Yavaş moda hareketi üzerine konuşurken genellikle önemli moda figürleri ve nihai tüketicilerin moda endüstrisini daha adil ve sürdürülebilir kılmayı amaçlayan belirli gelişmeler hakkındaki tartışmalarında tıkanırız. Peki ya her şeyi yanlış anladıysak? Ya en tarz eko-savaşçılar dahi büyük resmi göremiyorlarsa? Kate Fletcher böyle düşünüyor ve yavaş moda terimini günlük hayata kazandıran kişi konuştuğunda hepimiz dinlemeliyiz.
Londra Sanat Üniversitesin'deki Sürdürülebilir Moda Merkezi’nde Sürdürülebilirlik, Dizayn ve Moda Profesörü, yavaş modayla ilgilenen bir araştırmacı, yazar ve konuşmacı. Daha da önemlisi, artık dizayn lügatında sabit bir terim olan "yavaş moda" terimini kullanan ilk kişi. Yavaş modayı hızlı modanın zıttı olarak tanımlayarak hızı, "günümüz tekstil ve kıyafet endüstrisinin karakteristik özelliği" olarak belirledi.
Yine de, Feltcher hızlı modanın problemlerinin en yaygın çözümlerinin teknik sorunlar olduğunu düşünüyor.

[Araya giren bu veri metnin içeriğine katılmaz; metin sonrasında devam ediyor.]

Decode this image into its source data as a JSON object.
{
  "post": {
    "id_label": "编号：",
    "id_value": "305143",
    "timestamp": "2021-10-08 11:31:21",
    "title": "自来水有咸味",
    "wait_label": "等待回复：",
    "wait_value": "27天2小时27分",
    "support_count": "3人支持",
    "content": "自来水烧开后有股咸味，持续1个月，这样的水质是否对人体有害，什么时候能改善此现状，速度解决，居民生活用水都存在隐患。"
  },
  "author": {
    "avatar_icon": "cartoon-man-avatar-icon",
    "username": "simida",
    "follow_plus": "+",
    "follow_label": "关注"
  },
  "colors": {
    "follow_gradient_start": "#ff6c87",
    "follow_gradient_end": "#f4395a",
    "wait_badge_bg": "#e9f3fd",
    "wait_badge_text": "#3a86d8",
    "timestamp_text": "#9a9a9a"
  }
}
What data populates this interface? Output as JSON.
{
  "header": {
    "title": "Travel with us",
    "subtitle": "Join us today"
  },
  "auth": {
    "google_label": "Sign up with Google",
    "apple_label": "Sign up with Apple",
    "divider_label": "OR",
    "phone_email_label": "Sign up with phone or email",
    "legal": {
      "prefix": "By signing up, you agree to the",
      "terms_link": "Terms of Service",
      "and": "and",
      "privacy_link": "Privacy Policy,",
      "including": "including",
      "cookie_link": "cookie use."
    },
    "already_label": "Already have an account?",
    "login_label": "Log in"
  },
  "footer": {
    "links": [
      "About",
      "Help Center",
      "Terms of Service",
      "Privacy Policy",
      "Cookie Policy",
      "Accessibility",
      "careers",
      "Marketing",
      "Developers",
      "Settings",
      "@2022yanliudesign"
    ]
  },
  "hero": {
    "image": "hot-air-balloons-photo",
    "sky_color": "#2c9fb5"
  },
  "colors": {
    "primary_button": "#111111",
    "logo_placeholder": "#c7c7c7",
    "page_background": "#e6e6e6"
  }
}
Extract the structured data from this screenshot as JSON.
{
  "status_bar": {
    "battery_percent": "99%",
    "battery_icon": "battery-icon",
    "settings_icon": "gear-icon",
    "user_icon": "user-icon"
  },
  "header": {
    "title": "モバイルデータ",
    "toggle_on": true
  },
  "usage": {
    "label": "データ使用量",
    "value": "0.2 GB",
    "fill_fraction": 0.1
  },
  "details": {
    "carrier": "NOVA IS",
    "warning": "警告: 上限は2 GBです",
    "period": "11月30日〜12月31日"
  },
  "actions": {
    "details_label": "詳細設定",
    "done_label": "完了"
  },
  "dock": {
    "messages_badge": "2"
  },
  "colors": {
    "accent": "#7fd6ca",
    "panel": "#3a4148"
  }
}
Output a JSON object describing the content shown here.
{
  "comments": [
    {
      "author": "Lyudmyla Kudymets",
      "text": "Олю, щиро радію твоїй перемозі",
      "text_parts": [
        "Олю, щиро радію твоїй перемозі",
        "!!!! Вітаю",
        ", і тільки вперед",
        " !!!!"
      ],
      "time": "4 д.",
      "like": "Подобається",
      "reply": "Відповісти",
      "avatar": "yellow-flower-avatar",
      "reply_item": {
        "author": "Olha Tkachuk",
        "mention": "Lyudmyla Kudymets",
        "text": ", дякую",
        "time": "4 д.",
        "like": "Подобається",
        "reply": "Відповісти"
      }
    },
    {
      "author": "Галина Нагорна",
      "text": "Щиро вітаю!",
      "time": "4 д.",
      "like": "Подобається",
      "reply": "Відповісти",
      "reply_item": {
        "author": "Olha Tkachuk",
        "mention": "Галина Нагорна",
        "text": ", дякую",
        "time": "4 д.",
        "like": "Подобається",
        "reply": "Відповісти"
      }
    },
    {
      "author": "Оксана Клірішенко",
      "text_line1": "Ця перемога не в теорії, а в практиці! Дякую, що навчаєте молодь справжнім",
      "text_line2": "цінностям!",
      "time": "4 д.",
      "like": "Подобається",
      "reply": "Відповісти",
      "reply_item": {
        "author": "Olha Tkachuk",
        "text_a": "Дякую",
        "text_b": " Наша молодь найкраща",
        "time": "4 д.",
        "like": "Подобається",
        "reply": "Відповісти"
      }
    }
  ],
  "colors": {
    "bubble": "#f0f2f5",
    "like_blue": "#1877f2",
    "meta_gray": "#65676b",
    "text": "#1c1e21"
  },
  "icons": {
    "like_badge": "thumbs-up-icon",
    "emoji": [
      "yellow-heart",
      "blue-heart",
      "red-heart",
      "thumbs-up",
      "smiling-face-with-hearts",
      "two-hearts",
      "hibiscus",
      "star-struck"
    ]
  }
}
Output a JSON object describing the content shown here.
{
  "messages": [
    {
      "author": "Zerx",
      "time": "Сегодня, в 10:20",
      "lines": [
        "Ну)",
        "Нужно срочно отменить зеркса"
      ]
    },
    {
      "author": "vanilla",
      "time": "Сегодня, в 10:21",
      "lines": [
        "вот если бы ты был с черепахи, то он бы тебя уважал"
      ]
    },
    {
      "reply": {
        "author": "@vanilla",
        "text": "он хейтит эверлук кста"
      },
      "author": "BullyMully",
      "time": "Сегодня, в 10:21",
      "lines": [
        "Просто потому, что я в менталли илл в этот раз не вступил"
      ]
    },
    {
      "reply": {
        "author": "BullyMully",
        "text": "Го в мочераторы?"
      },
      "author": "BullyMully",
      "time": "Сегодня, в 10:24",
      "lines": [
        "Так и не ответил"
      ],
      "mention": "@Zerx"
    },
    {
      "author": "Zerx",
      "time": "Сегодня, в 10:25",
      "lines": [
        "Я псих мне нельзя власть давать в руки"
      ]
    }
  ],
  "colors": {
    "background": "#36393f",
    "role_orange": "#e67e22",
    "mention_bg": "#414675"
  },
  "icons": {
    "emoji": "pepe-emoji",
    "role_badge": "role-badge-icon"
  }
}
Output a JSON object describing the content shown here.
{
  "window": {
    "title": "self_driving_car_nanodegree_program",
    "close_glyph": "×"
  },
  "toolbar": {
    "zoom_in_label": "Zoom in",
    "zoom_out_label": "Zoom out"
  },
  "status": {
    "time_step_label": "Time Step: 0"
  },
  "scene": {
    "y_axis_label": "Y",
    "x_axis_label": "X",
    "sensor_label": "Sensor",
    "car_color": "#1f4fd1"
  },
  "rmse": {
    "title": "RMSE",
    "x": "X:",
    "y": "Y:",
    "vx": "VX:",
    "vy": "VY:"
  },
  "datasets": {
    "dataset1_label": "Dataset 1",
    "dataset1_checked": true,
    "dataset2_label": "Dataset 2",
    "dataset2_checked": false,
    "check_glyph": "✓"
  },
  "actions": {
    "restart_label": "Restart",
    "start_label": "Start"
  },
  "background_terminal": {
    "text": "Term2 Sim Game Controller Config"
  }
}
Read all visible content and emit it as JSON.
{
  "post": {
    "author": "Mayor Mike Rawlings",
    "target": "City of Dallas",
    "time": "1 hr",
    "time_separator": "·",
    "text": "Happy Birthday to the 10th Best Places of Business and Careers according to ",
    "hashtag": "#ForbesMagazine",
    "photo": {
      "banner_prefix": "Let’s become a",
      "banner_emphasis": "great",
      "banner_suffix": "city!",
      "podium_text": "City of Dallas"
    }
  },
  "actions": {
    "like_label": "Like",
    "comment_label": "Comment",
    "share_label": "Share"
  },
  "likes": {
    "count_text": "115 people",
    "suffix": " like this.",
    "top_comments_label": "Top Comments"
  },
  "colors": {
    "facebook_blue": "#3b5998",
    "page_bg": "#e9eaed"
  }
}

Organik ipliklere geçiş, adil maaşlar ve çalışma şartlarınının iyileşmesi doğru yöne atılan adımlar olsa da, tüm bunlar yavaş modanın gerçek anlamını tam olarak karşılamaktan uzak. Fletcher’a göre yavaş moda "yavaşlamak"tan çok daha fazlası. Adil şartlarda ve az miktarda üretilen daha yüksek kalitedeki giysiler yavaş moda felsefesinin temelini oluşturmakla beraber asıl amacı değil. Biz adil, organik ve sürdürülebilir olsalar bile sıklıkla kıyafet almaya devam edersek gerçek problem çözülemez. Bu sorunu gerçekten çözebilmek için giysilerimizle olan ilişkimizi gözden geçirmeliyiz.
Slow fashionun fikir babası, buluşunun giysilerin nasıl üretildiğinden çok, insanların giysilerle olan etkileşimleriyle ilgili olmasını istiyor. Modayı, giysilerimizi nasıl kullandığımız, nasıl değiştirdiğimiz ve onlara nasıl baktığımız şeklinde yeniden tanımlarsak bir tüketiciden çok daha fazlası olabiliriz. Ancak perspektifimizi değiştirdiğimiz takdirde markalar ve tasarımcılar tarafından dikte edilen trend ve stillerin pasif tüketicileri olmaktan çıkabiliriz. Bunun yerine, giysilerimizi daha uzun süre kullanarak ve devamlı yeniden şekillendirerek yavaş moda deneyimimiz daha aktif ve kişisel hale getirebiliriz.
Akademik ve popüler yayımlarının yanı sıra, Kate Fletcher’ın projeleri de yavaş moda teorisinin nasıl uygulandığını ortaya koyuyor. O ve araştırma partneri Mathilda Tham, "Lifetimes" dergisi için kadınlardan bir moda günlüğü tutarak bu günlüğe en sevdikleri elbiseleri ve hiç giymedikleri elbiseleri yazarak bunların yıkama alışkanlıklarını açıklamalarını istedi. Elde edilen veriler, hızlı ve yavaş kıyafetler hakkında ileriye yönelik tahminler yapılmasına yardımcı oldu. Böylelikle kıyafet seçimi, onların tutulması, giyilmesi ve bakımı bir odak noktası haline geldi.
Hepimiz, halihazırda yaptıklarımız ve yapabileceklerimizi de dikkate alarak kıyafetlerimizin ömrünü uzatmadaki rolümüzü gözden geçirmeliyiz. Kate Fletcher’a göre bu, gerçek yavaş moda serüveninin ilk adımı.